Müller cells also help provide nutrition to the surrounding retinal neurons and also play a role in inducing and maintaining the integrity of the blood-retinal barrier. Their processes are intimately related to the retinal blood vessels in the deep outer plexus. By contrast, the retinal blood vessels in the superficial inner plexus are closely related with retinal astrocytes.58,77,78,79 OCT angiography demonstrates prominent vascular abnormalities in the outer deep capillary plexus. Vascular invasion of normally avascular retinal areas such as the subretinal space or the outer nuclear layer may represent a compensatory mechanism for the ischemic insult caused by the vascular abnormalities.

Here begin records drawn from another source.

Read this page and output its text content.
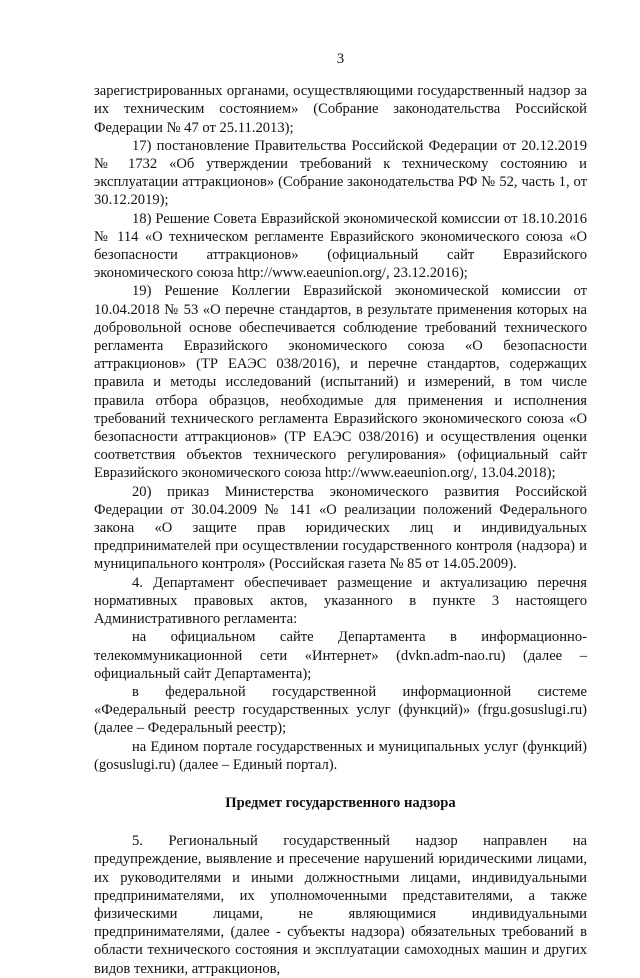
3

зарегистрированных органами, осуществляющими государственный надзор за их техническим состоянием» (Собрание законодательства Российской Федерации № 47 от 25.11.2013);

17) постановление Правительства Российской Федерации от 20.12.2019 № 1732 «Об утверждении требований к техническому состоянию и эксплуатации аттракционов» (Собрание законодательства РФ № 52, часть 1, от 30.12.2019);

18) Решение Совета Евразийской экономической комиссии от 18.10.2016 № 114 «О техническом регламенте Евразийского экономического союза «О безопасности аттракционов» (официальный сайт Евразийского экономического союза http://www.eaeunion.org/, 23.12.2016);

19) Решение Коллегии Евразийской экономической комиссии от 10.04.2018 № 53 «О перечне стандартов, в результате применения которых на добровольной основе обеспечивается соблюдение требований технического регламента Евразийского экономического союза «О безопасности аттракционов» (ТР ЕАЭС 038/2016), и перечне стандартов, содержащих правила и методы исследований (испытаний) и измерений, в том числе правила отбора образцов, необходимые для применения и исполнения требований технического регламента Евразийского экономического союза «О безопасности аттракционов» (ТР ЕАЭС 038/2016) и осуществления оценки соответствия объектов технического регулирования» (официальный сайт Евразийского экономического союза http://www.eaeunion.org/, 13.04.2018);

20) приказ Министерства экономического развития Российской Федерации от 30.04.2009 № 141 «О реализации положений Федерального закона «О защите прав юридических лиц и индивидуальных предпринимателей при осуществлении государственного контроля (надзора) и муниципального контроля» (Российская газета № 85 от 14.05.2009).

4. Департамент обеспечивает размещение и актуализацию перечня нормативных правовых актов, указанного в пункте 3 настоящего Административного регламента:

на официальном сайте Департамента в информационно-телекоммуникационной сети «Интернет» (dvkn.adm-nao.ru) (далее – официальный сайт Департамента);

в федеральной государственной информационной системе «Федеральный реестр государственных услуг (функций)» (frgu.gosuslugi.ru) (далее – Федеральный реестр);

на Едином портале государственных и муниципальных услуг (функций) (gosuslugi.ru) (далее – Единый портал).

Предмет государственного надзора

5. Региональный государственный надзор направлен на предупреждение, выявление и пресечение нарушений юридическими лицами, их руководителями и иными должностными лицами, индивидуальными предпринимателями, их уполномоченными представителями, а также физическими лицами, не являющимися индивидуальными предпринимателями, (далее - субъекты надзора) обязательных требований в области технического состояния и эксплуатации самоходных машин и других видов техники, аттракционов,
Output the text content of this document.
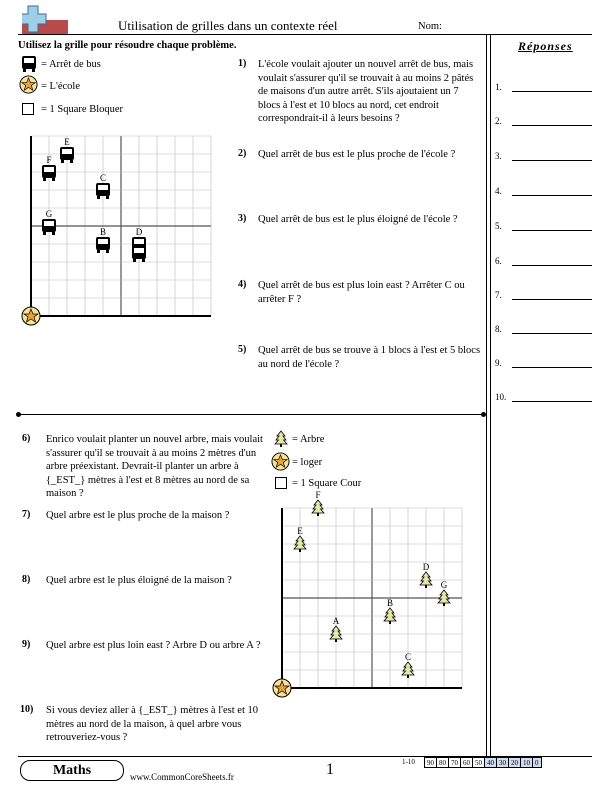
Utilisation de grilles dans un contexte réel	Nom:
Utilisez la grille pour résoudre chaque problème.	Réponses
1.
2.
3.
4.
5.
6.
7.
8.
9.
10.
= Arrêt de bus
= L'école
= 1 Square Bloquer
E
F
C
G
D
B
1) L'école voulait ajouter un nouvel arrêt de bus, mais voulait s'assurer qu'il se trouvait à au moins 2 pâtés de maisons d'un autre arrêt. S'ils ajoutaient un 7 blocs à l'est et 10 blocs au nord, cet endroit correspondrait-il à leurs besoins ?
2) Quel arrêt de bus est le plus proche de l'école ?
3) Quel arrêt de bus est le plus éloigné de l'école ?
4) Quel arrêt de bus est plus loin east ? Arrêter C ou arrêter F ?
5) Quel arrêt de bus se trouve à 1 blocs à l'est et 5 blocs au nord de l'école ?
6) Enrico voulait planter un nouvel arbre, mais voulait s'assurer qu'il se trouvait à au moins 2 mètres d'un arbre préexistant. Devrait-il planter un arbre à {_EST_} mètres à l'est et 8 mètres au nord de sa maison ?
7) Quel arbre est le plus proche de la maison ?
8) Quel arbre est le plus éloigné de la maison ?
9) Quel arbre est plus loin east ? Arbre D ou arbre A ?
10) Si vous deviez aller à {_EST_} mètres à l'est et 10 mètres au nord de la maison, à quel arbre vous retrouveriez-vous ?
= Arbre
= loger
= 1 Square Cour
F
E
D
G
B
A
C
Maths	www.CommonCoreSheets.fr	1	1-10 90	80	70	60	50	40	30	20	10	0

Recently a transgenic mouse model with conditional ablation of Müller cells has been described.60 These animals exhibit photore-ceptor apoptosis, retinal telangiectasis, breakdown of the blood retinal barrier and intraretinal neovascularization. It is hoped that with this model further advancements in our understanding of Mac Tel 2 can be made.

6. Treatment

The main limitation in the treatment of Mac Tel 2 is the lack of knowledge of the basic pathophysiologic mechanisms underlying this condition. FA was the earliest imaging modality used to study this disease. Because the typical angiographic findings suggested the presence of macular edema, it was thought that Mac Tel 2 was a primary retinovascular disease. Therefore, the same treatment modalities used to treat retinovascular diseases, such as macular laser photocoagulation,80 intravitreal triamcinolone,81 photody-namic therapy,82 and intravitreal anti-vascular endothelial growth factor (anti-VEGF) agents,83 were used to treat Mac Tel 2. None of these were particularly beneficial in eyes with nonproliferative Mac Tel 2.1 In some eyes with Mac Tel 2, SRNV will develop. These eyes may benefit from anti-VEGF treatment.1

Several animal models of retinal degenerative diseases have shown that multiple cytokines, neurotrophins, and growth factors such as ciliary neurotrophic factor (CNTF) can rescue photo-receptors.84,85,86 Based on the premise that Mac Tel 2 has a neuro-degenerative component, neuroprotective agents such as CNTF are currently undergoing testing. Delivery of CNTF via encapsulated cell technology (ECT) into the vitreous cavity has overcome a major challenge in retinal CNTF delivery. In ECT, genetically engineered live cells are placed within a semipermeable polymer capsule that is implanted surgically at the pars plana. These cells secrete the therapeutic protein of interest in a continuous fashion directly into the vitreous cavity.87 ECT containing CNTF appears to be safe and well tolerated in eyes with Mac Tel 2 as evidenced by the results of a recently concluded phase 1 trial.88

In summary, Mac Tel 2 is an enigmatic condition characterized by dual neurodegenerative and vasculopathic pathways secondary to Müller cell dysfunction. The exact cause of this dysfunction remains unclear. Currently there is no treatment available to halt or alter the progression of this disease. Although anti-VEGF treatment seems to limit SRNV in the final proliferative stage of the disease, previous stages currently are not treatable.1

Footnotes

Conflicts of interest: Dr Wu has received lecture fees from Bayer Health and Quantel Medical.

Presented in part at the Taiwan Academy of Ophthalmology Spring Meeting, March 31, 2012, Taipei, Taiwan.